Ela balançou a cabeça.

“O Grande Rio não podia mais sustentar os remanescentes do povo do Rio, então escolhemos os sete campeões Transcendentes mais fortes entre nós. Cada um desses campeões recebeu um Amuleto da Arca — um medalhão encantado que continha sua própria dimensão de bolso, com seus habitantes congelados no tempo. O restante do povo do Rio se entregou aos Amuletos da Arca e então… nos dispersamos.”

Ananke sorriu amargamente.

“Talvez tivesse sido melhor permanecer juntos e apoiar uns aos outros… mas pensamos que, se cada um seguisse seu próprio caminho, então, mesmo que a maioria perecesse, ao menos um sobreviveria no fim. Assim, cada um dos sete Guardiões da Arca partiu para um canto remoto do Grande Rio, determinado a encontrar uma forma de sobreviver.”

Sunny prendeu a respiração por um momento.

“E conseguiram? Sobreviver?”

Ananke permaneceu em silêncio por um longo tempo, então balançou a cabeça lentamente.
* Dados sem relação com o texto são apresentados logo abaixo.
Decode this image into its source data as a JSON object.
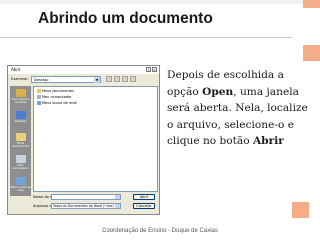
{
  "slide": {
    "title": "Abrindo um documento",
    "body_pre": "Depois de escolhida a opção ",
    "body_bold1": "Open",
    "body_mid": ", uma janela será aberta. Nela, localize o arquivo, selecione-o e clique no botão ",
    "body_bold2": "Abrir",
    "footer": "Coordenação de Ensino - Duque de Caxias"
  },
  "dialog": {
    "title": "Abrir",
    "lookin_label": "Examinar:",
    "lookin_value": "Desktop",
    "places": [
      {
        "label": "Documentos recentes",
        "icon": "recent-docs-icon"
      },
      {
        "label": "Desktop",
        "icon": "desktop-icon"
      },
      {
        "label": "Meus documentos",
        "icon": "my-documents-icon"
      },
      {
        "label": "Meu computador",
        "icon": "my-computer-icon"
      },
      {
        "label": "Meus locais de rede",
        "icon": "network-places-icon"
      }
    ],
    "files": [
      "Meus documentos",
      "Meu computador",
      "Meus locais de rede"
    ],
    "filename_label": "Nome do arquivo:",
    "filename_value": "",
    "filetype_label": "Arquivos do tipo:",
    "filetype_value": "Todos os Documentos do Word (*.doc)",
    "open_button": "Abrir",
    "cancel_button": "Cancelar"
  },
  "colors": {
    "accent": "#f4ad87",
    "places_bar": "#8e8e8e",
    "dialog_bg": "#ece9d8"
  }
}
“Não… um após o outro, todos morreram.”

Um sorriso triste iluminou seu belo rosto.

“Só eu permaneci.”

Sunny também sentiu tristeza por ela.

Mas, após um momento de compaixão, ele finalmente percebeu o significado de suas palavras.

“Espere. Se você era uma das Guardiãs da Arca… isso significa que você também recebeu um desses Amuletos da Arca?”

Ananke o observou por alguns instantes, então sorriu e puxou um cordão que estava amarrado ao seu pescoço.

Um momento depois, Sunny viu…

Sete medalhões perfeitamente brancos, aparentemente esculpidos do mesmo osso que os cercava, pendiam do cordão como um colar pesado.

Havia uma besta que lembrava um cachorro esculpida em um deles, um peixe em outro, um besouro no terceiro…

Ananke soltou o cordão, escondendo os medalhões sob seu manto mais uma vez.

“Os outros seis pereceram, mas consegui recuperar seus amuletos. Então, agora, todos estão comigo — as pessoas que Daeron e Cronos salvaram.”

Enquanto Sunny e Nephis a encaravam em choque, Ananke disse com um sorriso:

“Pessoas de Fallen Grace, de Weave, das tribos nômades do Rio. Os descendentes dos Forasteiros do Mar do Crepúsculo também — até mesmo sua princesa real, a neta do Rei Serpente. Tudo o que resta do povo do Rio está aqui, comigo… sob minha proteção e cuidado. Dezenas de milhares de pessoas, ao todo.”

Ela deu leves batidas no peito, onde os sete medalhões pendiam, ocultos pelo tecido negro de seu manto.

“Então, mesmo que eu tenha esperado por muito tempo, sozinha, nunca pareceu assim. E agora, minha longa espera acabou — graças a vocês, meu senhor e minha senhora. A salvação que Cronos me prometeu… finalmente chegou.”